The cause of action for intentional infliction of emotional distress alleges in full: Defendants, and each of them, acted with conscious and outrageous disregard towards Plaintiffs by implementing their 2-part Deceptive Acts and Practices Predatory Lending Scheme as alleged above, so as to foreseeably cause Plaintiffs severe and enduring emotional distress including persistent and strong feelings of fear, shock, worry, anxiety, anger, depression, sadness, embarrassment, humiliation, shame and disappointment, constituting an extreme and outrageous invasion of Plaintiffs' mental and emotional tranquility.

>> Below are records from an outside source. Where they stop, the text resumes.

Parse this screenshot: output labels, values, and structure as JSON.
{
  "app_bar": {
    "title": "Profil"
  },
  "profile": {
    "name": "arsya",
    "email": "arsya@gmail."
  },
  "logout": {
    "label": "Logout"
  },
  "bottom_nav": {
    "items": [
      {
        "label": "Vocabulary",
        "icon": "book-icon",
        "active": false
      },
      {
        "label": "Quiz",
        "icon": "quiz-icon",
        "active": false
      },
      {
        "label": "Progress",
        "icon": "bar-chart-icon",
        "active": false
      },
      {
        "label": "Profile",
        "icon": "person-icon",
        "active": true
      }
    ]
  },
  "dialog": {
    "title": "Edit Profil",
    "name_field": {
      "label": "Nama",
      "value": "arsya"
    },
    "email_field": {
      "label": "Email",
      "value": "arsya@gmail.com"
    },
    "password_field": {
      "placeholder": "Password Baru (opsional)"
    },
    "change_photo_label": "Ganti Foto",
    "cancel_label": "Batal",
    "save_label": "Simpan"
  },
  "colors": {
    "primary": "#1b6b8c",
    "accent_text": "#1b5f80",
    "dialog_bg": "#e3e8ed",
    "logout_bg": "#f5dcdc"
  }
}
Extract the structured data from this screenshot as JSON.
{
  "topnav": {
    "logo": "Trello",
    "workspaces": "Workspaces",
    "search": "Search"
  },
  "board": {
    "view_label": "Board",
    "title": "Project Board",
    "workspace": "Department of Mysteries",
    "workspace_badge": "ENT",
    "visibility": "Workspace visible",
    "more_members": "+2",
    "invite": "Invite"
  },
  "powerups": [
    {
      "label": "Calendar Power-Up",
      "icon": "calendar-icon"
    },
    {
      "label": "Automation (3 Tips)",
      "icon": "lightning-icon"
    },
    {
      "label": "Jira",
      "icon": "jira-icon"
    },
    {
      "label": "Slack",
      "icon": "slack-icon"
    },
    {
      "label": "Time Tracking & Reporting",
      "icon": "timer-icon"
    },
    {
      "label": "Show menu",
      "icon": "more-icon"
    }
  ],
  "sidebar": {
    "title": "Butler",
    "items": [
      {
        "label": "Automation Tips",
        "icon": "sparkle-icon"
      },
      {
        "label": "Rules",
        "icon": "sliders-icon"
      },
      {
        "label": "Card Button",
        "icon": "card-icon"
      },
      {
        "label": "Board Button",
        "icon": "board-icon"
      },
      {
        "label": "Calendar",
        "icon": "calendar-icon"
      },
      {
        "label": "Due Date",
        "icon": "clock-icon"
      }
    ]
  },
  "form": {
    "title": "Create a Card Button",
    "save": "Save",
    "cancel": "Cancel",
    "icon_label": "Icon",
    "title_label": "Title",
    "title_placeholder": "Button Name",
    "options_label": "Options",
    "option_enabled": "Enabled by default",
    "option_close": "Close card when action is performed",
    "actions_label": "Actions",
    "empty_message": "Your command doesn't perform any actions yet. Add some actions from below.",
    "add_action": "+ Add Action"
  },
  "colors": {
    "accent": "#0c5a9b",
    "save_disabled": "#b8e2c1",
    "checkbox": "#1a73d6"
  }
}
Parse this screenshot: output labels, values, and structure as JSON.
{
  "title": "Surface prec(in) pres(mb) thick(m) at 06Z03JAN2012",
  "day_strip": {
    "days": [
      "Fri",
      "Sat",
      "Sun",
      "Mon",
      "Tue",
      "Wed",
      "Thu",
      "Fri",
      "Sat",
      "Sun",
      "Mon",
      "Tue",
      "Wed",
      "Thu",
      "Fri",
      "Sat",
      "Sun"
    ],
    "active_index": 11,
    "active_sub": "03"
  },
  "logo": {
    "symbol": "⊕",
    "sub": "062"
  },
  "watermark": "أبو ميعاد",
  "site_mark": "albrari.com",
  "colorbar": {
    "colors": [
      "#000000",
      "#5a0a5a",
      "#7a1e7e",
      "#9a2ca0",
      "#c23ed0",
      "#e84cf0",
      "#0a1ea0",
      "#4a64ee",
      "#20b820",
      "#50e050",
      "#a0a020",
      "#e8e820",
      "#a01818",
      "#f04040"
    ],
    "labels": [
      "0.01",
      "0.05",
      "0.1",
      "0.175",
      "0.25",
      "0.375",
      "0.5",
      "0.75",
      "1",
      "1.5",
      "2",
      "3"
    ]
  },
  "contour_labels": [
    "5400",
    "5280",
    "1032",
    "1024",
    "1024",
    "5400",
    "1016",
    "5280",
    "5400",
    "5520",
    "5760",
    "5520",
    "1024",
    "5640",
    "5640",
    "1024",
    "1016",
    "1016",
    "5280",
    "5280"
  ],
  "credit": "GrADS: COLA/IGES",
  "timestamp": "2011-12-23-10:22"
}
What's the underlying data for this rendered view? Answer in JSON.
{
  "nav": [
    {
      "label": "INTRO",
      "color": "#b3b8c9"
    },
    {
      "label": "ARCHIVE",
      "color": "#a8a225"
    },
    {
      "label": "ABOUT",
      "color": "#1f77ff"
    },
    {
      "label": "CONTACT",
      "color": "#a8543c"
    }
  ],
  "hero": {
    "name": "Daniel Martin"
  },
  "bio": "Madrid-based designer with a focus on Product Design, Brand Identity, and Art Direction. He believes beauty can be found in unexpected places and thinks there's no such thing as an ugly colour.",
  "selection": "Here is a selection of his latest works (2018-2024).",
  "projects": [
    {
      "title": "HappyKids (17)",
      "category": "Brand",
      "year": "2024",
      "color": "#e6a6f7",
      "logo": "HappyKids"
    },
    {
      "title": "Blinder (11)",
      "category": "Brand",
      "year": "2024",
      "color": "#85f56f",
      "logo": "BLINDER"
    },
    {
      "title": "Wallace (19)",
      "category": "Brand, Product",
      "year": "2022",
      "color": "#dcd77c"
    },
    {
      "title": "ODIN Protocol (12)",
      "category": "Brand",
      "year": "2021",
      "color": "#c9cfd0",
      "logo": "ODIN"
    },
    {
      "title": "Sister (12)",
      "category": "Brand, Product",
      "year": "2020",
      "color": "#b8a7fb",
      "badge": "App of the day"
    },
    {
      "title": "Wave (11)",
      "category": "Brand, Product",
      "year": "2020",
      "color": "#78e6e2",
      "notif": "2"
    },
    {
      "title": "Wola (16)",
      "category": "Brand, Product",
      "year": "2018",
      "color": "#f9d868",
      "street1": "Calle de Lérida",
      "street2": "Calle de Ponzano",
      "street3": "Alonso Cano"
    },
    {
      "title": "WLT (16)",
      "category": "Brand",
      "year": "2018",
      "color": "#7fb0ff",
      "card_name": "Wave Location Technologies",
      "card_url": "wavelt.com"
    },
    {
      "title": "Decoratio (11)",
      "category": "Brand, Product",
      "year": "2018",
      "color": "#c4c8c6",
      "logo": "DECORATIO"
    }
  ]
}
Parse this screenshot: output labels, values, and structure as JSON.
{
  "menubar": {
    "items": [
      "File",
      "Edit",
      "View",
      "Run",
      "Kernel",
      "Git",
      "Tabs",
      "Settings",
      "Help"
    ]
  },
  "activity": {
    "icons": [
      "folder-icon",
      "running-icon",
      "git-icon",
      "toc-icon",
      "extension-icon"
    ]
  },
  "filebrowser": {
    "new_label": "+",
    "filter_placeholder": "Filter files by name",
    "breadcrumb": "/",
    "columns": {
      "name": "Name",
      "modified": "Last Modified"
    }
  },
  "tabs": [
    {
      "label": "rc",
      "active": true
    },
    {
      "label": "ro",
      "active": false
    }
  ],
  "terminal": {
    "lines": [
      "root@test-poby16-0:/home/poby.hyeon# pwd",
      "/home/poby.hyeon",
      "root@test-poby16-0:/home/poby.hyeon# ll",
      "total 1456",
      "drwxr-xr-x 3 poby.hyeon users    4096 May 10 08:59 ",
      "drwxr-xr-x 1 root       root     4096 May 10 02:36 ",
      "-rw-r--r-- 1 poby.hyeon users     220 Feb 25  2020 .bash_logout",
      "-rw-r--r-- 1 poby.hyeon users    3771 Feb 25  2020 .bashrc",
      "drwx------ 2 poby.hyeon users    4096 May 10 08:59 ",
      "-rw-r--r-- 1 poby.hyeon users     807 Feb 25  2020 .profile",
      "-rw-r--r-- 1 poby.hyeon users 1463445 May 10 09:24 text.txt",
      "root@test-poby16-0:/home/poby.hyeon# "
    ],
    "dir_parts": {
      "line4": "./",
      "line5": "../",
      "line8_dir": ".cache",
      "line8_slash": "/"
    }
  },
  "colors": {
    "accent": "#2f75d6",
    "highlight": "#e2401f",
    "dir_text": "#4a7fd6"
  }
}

Compl. at ¶ 190. The Complaint also alleges that "Defendants promised and represented to Plaintiffs that they would provide a five (5) year fixed mortgage with an interest-only, fully impounded monthly payment of $2,700 as a decoy, but Defendants had no intention of selling that loan to Plaintiffs." Id. at ¶ 33. The Complaint alleges that "Defendants' solicitation and promise to obtain a 5-year fixed loan for Plaintiffs was a fraud, and Defendants instead engaged to obtain for Plaintiffs two (2) more expensive and unaffordable loans than Plaintiffs'." Id. at ¶ 43. The Complaint alleges that "Defendants, and each of them, falsified Plaintiffs' loan information, and/or closed their eyes to the ability [of] Plaintiffs herein to repay [the] loan." Id. at ¶ 84. The Court finds that reasonable minds may differ with regard to whether this alleged conduct is "so extreme as to exceed all bounds of that usually tolerated in a civilized society." See Garamendi, 128 Cal. App. 4th at 480. The Court also finds that Plaintiffs have alleged that Plaintiffs suffered severe emotional distress and that Defendants' alleged outrageous conduct caused this severe emotional distress. Viewing the allegations in the light most favorable to the Plaintiffs, the Court concludes that the Complaint states a claim against Bear Stearns for intentional infliction of emotional distress. The Court will deny the Motion to Dismiss Plaintiffs' claim against Bear Stearns for intentional infliction of emotional distress.

CONCLUSION

IT IS HEREBY ORDERED that Court DENIES the Motion to Dismiss the cause of action against Bear Stearns for intentional infliction of emotional distress. It is further ordered that the Court GRANTS the Motion to Dismiss the causes of action against Bear Stearns for violation of California Civil Code sections 1920 and 1921, negligent misrepresentation, concealment, negligence, breach of the implied covenant of good faith and fair dealing and intentional misrepresentation. The causes of action against Bear Stearns for violation of California Civil Code sections 1920 and 1921, negligent misrepresentation, concealment, negligence, breach of the implied covenant of good faith and fair dealing and intentional misrepresentation are DISMISSED with leave to amend. If Plaintiffs wish to amend the Complaint they must file and serve a first amended complaint within sixty (60) days of the date of this order.